Because syrup is boiling in the large,
stainless steel evaporator sitting in the middle of the small room.
Jack Simons greets me then grabs a homemade
tester (made from a soup can and a wire coat hanger) off the wall behind him. He
dips the tester into the small pan above the wood stove and brings it out
again, watching what happens as he drains the dark syrup back into the pan.
When the syrup sticks along the edge of the
can, it’s ready to be poured.
“I like to do it the old-fashioned way,”
Jack explains as he returns the homemade tester to its nail on the wall. The
modern way would involve a gauge in the pan that automatically detects the
perfect temperature.
Between tests, he takes me outside to show
me how a tree is tapped and explains the systems of lines that brings the sap
from all the trees down to one main line into the cabin where it ends up in a
75 gallon tub.
Since sap is mostly water, it takes 40
gallons of sap to make one gallon of syrup.
“That’s what takes the time, boiling the
water off,” says Jack who’d started boiling this batch of sap three hours
earlier. “But it’s better than the big pot over the bonfire.”
There is no television or radio in the cabin;
the only sounds are the hiss of water boiling, the snap of the wood fire, and the
drip of condensation into a large steel pot. Although Jack compares the waiting
like watching grass grow, it’s peaceful work, and genuinely productive.

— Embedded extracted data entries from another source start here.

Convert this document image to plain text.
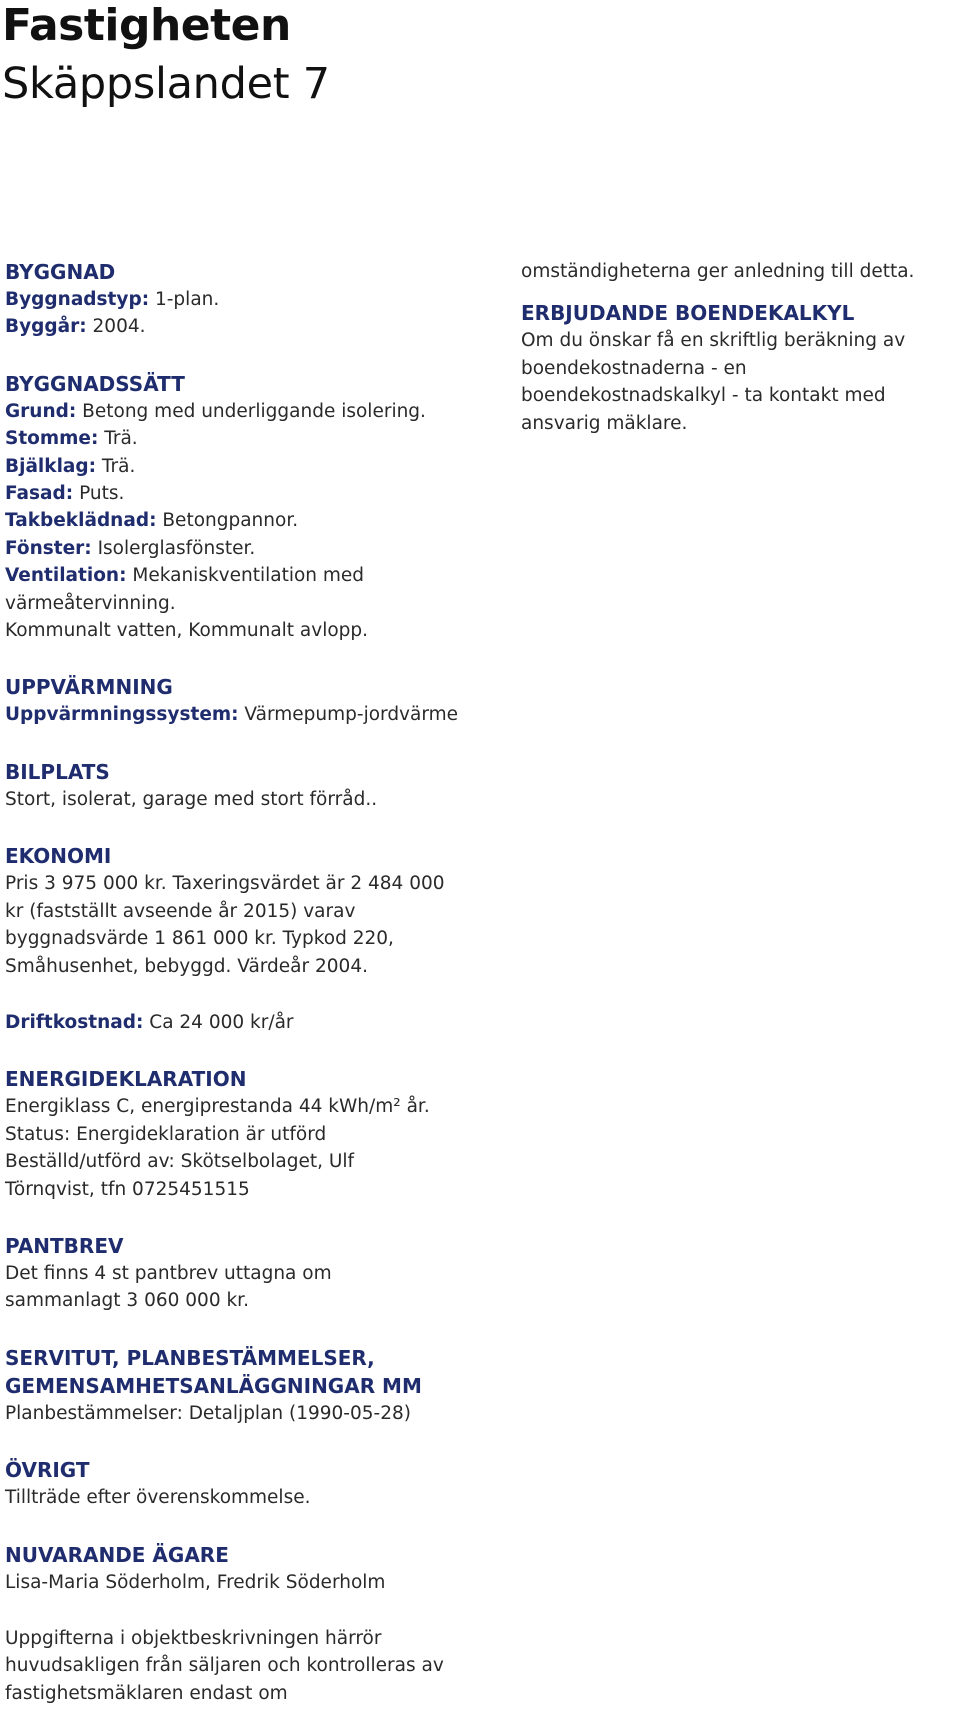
Fastigheten
Skäppslandet 7
BYGGNAD
Byggnadstyp: 1-plan.
Byggår: 2004.
BYGGNADSSÄTT
Grund: Betong med underliggande isolering.
Stomme: Trä.
Bjälklag: Trä.
Fasad: Puts.
Takbeklädnad: Betongpannor.
Fönster: Isolerglasfönster.
Ventilation: Mekaniskventilation med
värmeåtervinning.
Kommunalt vatten, Kommunalt avlopp.
UPPVÄRMNING
Uppvärmningssystem: Värmepump-jordvärme
BILPLATS
Stort, isolerat, garage med stort förråd..
EKONOMI
Pris 3 975 000 kr. Taxeringsvärdet är 2 484 000
kr (fastställt avseende år 2015) varav
byggnadsvärde 1 861 000 kr. Typkod 220,
Småhusenhet, bebyggd. Värdeår 2004.
Driftkostnad: Ca 24 000 kr/år
ENERGIDEKLARATION
Energiklass C, energiprestanda 44 kWh/m² år.
Status: Energideklaration är utförd
Beställd/utförd av: Skötselbolaget, Ulf
Törnqvist, tfn 0725451515
PANTBREV
Det finns 4 st pantbrev uttagna om
sammanlagt 3 060 000 kr.
SERVITUT, PLANBESTÄMMELSER,
GEMENSAMHETSANLÄGGNINGAR MM
Planbestämmelser: Detaljplan (1990-05-28)
ÖVRIGT
Tillträde efter överenskommelse.
NUVARANDE ÄGARE
Lisa-Maria Söderholm, Fredrik Söderholm
Uppgifterna i objektbeskrivningen härrör
huvudsakligen från säljaren och kontrolleras av
fastighetsmäklaren endast om
omständigheterna ger anledning till detta.
ERBJUDANDE BOENDEKALKYL
Om du önskar få en skriftlig beräkning av
boendekostnaderna - en
boendekostnadskalkyl - ta kontakt med
ansvarig mäklare.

Jack, who is 77, began making syrup for
family and friends in 2008 once he’d fully retired from the military, trucking,
and working in Noel Smith’s sugar woods. When his son, Justin, retires in a few
years, they plan to expand into a commercial maple syrup business.
This is an early year for tapping up; Jack
says their first pour was March 1st. Last year, after the heavy
snows, their first pour was March 29.
As the syrup thickens, we stay inside. This
is not a process you can rush, or neglect. The fire needs stoking, the
thermometer needs checking. With each dip, the syrup runs off the can a little
stickier.
“Almost,” we say at the same time, and
laugh. We say it four times until Jack, finally, declares, “That’s it.”
He opens the spigot and rich, sweet syrup
flows through a filter into the waiting jug. After that pour has been filtered into
a larger container, Jack hands me a steel mug with a measure of syrup in the
bottom.
“It’s so dark,” I say.
“That’s because we tap white and red
maples,” he explains.
I tip the mug back and into my mouth flows a
taste that defies description but I realize one important fact: Sweet, pure,
freshly-made maple syrup is best served warm.